Words and deeds. That is how the Christian faith works. And it is how we should always interpret the miracles we see in the Bible. Asking ‘how precisely did this happen?’ might be interesting in a library or in a lecture hall. But it doesn’t change lives.
And God does change lives. God does change the world. God does transform what is damaged and tatty and worn down by life. And he makes it something new. And it’s ludicrously, brilliantly good.

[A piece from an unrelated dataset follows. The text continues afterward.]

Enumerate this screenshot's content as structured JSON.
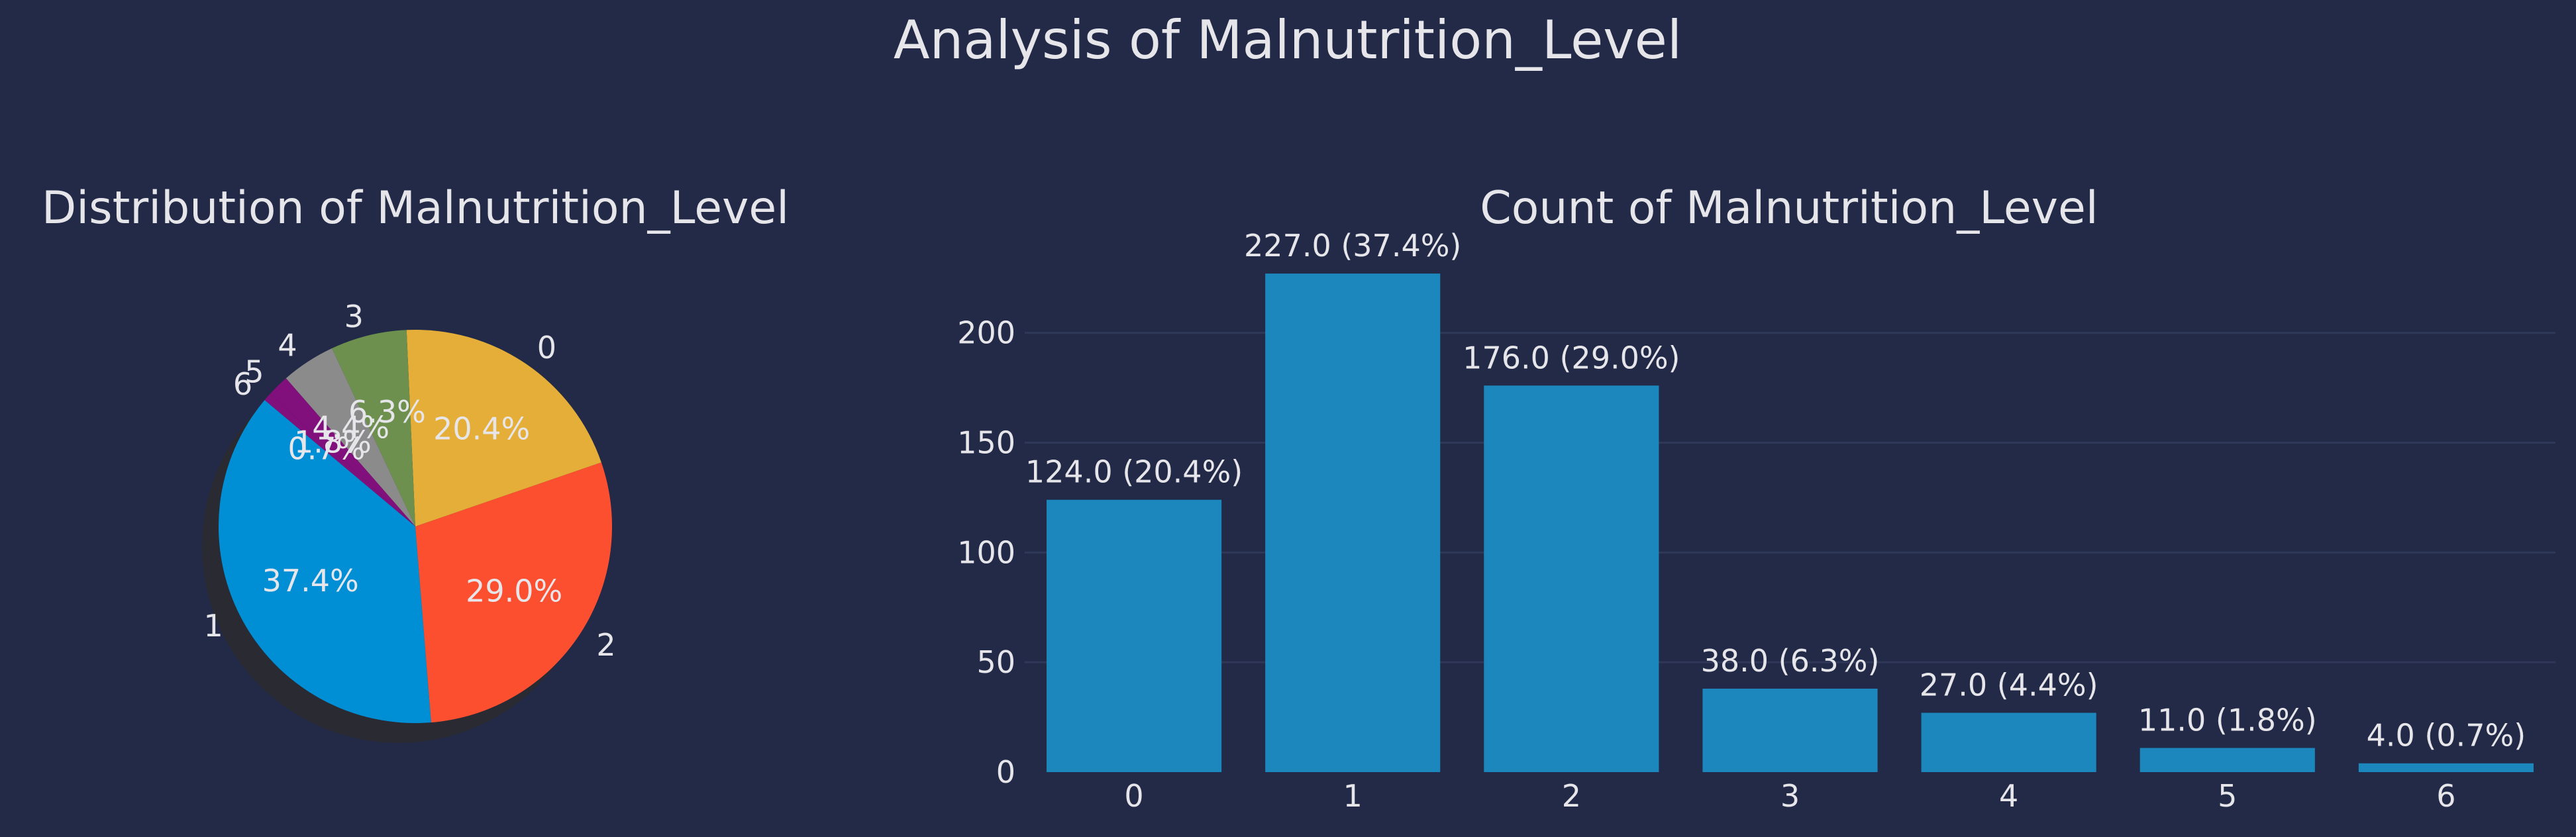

Think, for example, of Elisha and the oil in tonight’s first lesson. And now take it away from the dry words of our translation. Think of it as a Monty Python sketch instead. See the smug look on the woman’s face as the first container of oil is poured out. ‘As I said,’ she says, ‘one jar.’ And then see her face when the prophet pours out the second. And the third. And the fifteenth. And then see her scurrying around looking for bowls and cups and shabby old lamps, anything that will hold a bit more oil. And see the prophet’s face, calm, serene, totally unaffected by the woman’s flapping about.
It’s ridiculous, isn’t it? It’s a joke. And this says something about the way God works. Of course the story shows God’s power, and it is about compassion and helping the poor and freeing people from slavery, but it’s also about the absurd goodness of God’s grace.
So, when we read the miracle stories, let’s not get caught up in ‘how?’. Let’s ask ‘why?’ instead. Let’s look again, past the superficial superman story and see what is being proclaimed. Let’s see the God who comes to us in texts and in action, in word and in sacrament.
To him and to the Holy Spirit be all glory, honour and dominion, now and forever. Amen.